Se protéger contre les menaces de non-répudiation

Lorsque vous remarquez une activité suspecte affectant vos ressources Google Cloud et que vous souhaitez analyser ses origines, vous avez besoin de données qui vous permettent de reconstruire la chaîne d'événements ayant entraîné l'activité suspecte. La source principale de données permettant d'effectuer cette analyse est généralement un journal d'audit.

L'analyse des journaux d'audit peut s'avérer plus difficile lorsque des comptes de service sont impliqués : si une activité a été initiée par un compte de service, l'entrée de journal contient l'adresse e-mail du compte de service, mais vous devez également savoir quel utilisateur ou application utilisait le compte de service à ce moment-là.

Les sections suivantes présentent les bonnes pratiques à suivre pour utiliser les clés de compte de service de manière à en suivre l'utilisation.

Utiliser un compte de service dédié pour chaque application

Tous les enregistrements du journal d'audit contiennent un champ principalEmail qui identifie le compte principal qui a initié l'activité.
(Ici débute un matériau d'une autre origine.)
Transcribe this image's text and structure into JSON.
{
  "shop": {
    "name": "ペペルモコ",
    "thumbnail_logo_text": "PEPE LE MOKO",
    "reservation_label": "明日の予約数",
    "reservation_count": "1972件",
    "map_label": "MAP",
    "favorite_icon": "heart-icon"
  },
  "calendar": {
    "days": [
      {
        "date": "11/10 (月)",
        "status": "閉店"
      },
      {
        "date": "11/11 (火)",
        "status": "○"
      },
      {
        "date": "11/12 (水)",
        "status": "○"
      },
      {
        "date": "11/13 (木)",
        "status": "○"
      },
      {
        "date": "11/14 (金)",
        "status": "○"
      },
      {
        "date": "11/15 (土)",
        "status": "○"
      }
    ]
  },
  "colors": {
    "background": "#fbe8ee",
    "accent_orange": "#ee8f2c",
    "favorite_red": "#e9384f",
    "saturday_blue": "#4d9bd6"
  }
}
Si vous partagez une clé de compte de service sur plusieurs applications, il peut être difficile d'identifier l'application ayant effectué une activité, car les enregistrements du journal d'audit contiennent la même valeur principalEmail.

Au lieu de partager une clé entre plusieurs applications, créez un compte de service dédié pour chaque application. De cette façon, le champ principalEmail vous permet d'identifier l'application associée à un compte de service, ce qui peut vous aider à reconstruire la chaîne d'événements ayant entraîné une activité suspecte.

Utiliser une clé dédiée pour chaque machine exécutant une application

Si vous exécutez plusieurs copies de la même application sur plusieurs machines, le champ principalEmail peut vous permettre d'identifier l'application, mais pas la machine d'où provient une activité particulière.

Pour vous aider à affiner les sources potentielles d'activité suspecte, créez des clés individuelles pour chaque copie de l'application. De cette façon, vous pouvez utiliser le champ serviceAccountKeyName que de nombreux services ajoutent aux enregistrements de journal d'audit pour distinguer la machine d'origine d'une activité.